Llega un tiempo nuevo, un período en el que el nuevo propietario pretende profesionalizar y modernizar el club, como si el Lugo de hoy fuese un arcaico Minardi con poco más que ruedas y volante en el elitista mundo de los modernos monoplazas de competición. Por eso, lo que no acaba de entender el aficionado es si es necesaria la demolición del edificio que tan bien lucía y tanto trabajo ha llevado construir. Si algo funciona bien, dinamitar de cuajo los cimientos escapa a la razón. La limpieza étnica que se llevará a cabo con cualquiera que huela al pasado podría ser impactante.

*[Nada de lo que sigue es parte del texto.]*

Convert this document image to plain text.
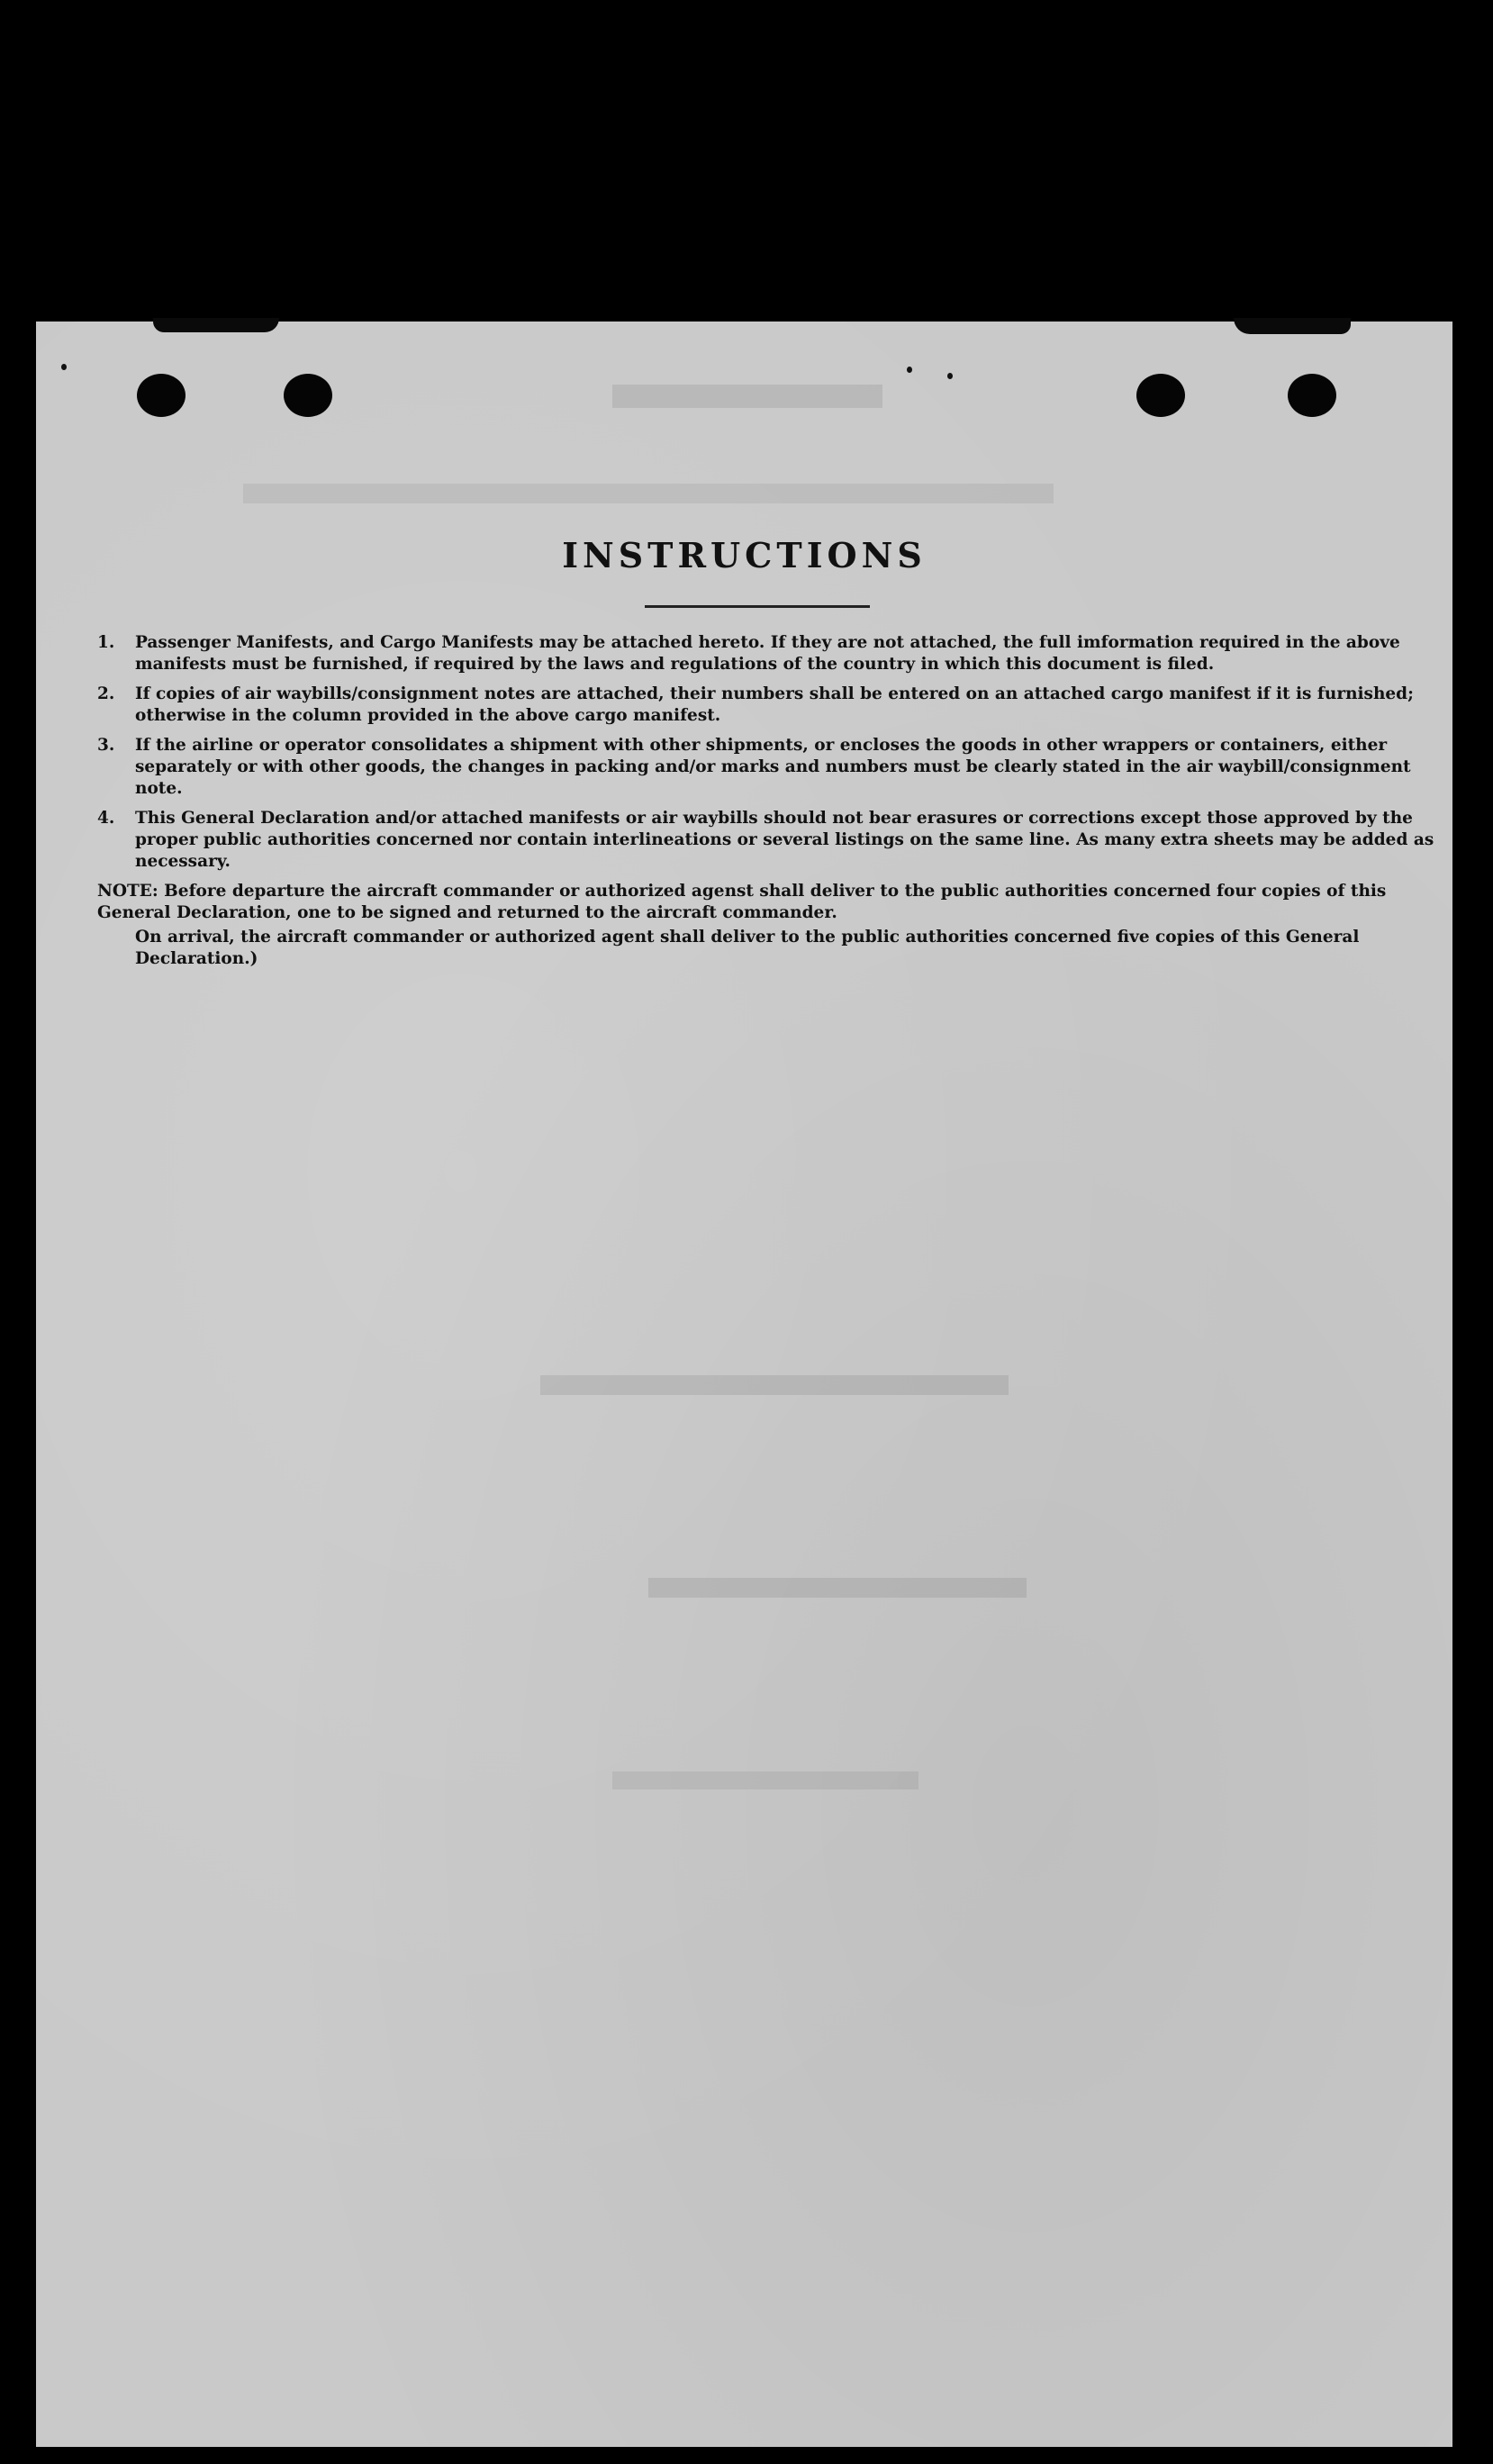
INSTRUCTIONS
1. Passenger Manifests, and Cargo Manifests may be attached hereto. If they are not attached, the full imformation required in the above manifests must be furnished, if required by the laws and regulations of the country in which this document is filed.
2. If copies of air waybills/consignment notes are attached, their numbers shall be entered on an attached cargo manifest if it is furnished; otherwise in the column provided in the above cargo manifest.
3. If the airline or operator consolidates a shipment with other shipments, or encloses the goods in other wrappers or containers, either separately or with other goods, the changes in packing and/or marks and numbers must be clearly stated in the air waybill/consignment note.
4. This General Declaration and/or attached manifests or air waybills should not bear erasures or corrections except those approved by the proper public authorities concerned nor contain interlineations or several listings on the same line. As many extra sheets may be added as necessary.

NOTE: Before departure the aircraft commander or authorized agenst shall deliver to the public authorities concerned four copies of this General Declaration, one to be signed and returned to the aircraft commander.

On arrival, the aircraft commander or authorized agent shall deliver to the public authorities concerned five copies of this General Declaration.)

El tiempo pondrá a cada uno en su sitio. Los nuevos gestores tendrán que demostrar que se puede hacer aun mejor. Difícil, pero es posible. Pero la confianza hay que ganársela, día a día, con coherencia en los actos y acierto en las decisiones. Lo que viene a ser poner en marcha un proyecto deportivo. Una palabra demasiado sobada que parece la panacea y no lo es. El proyecto: un ideal, una forma de hacer las cosas, mucho más que un borrador de un puñado de páginas escritas a ordenador para cubrir el trámite. La pólvora se inventó hace ya mucho.
La etapa más brillante del club rojiblanco se cierra en falso en medio del fuego cruzado entre trincheras y con una silenciosa retirada por la retaguardia de los héroes que debieran pasar con todos los honores al Olimpo futbolístico.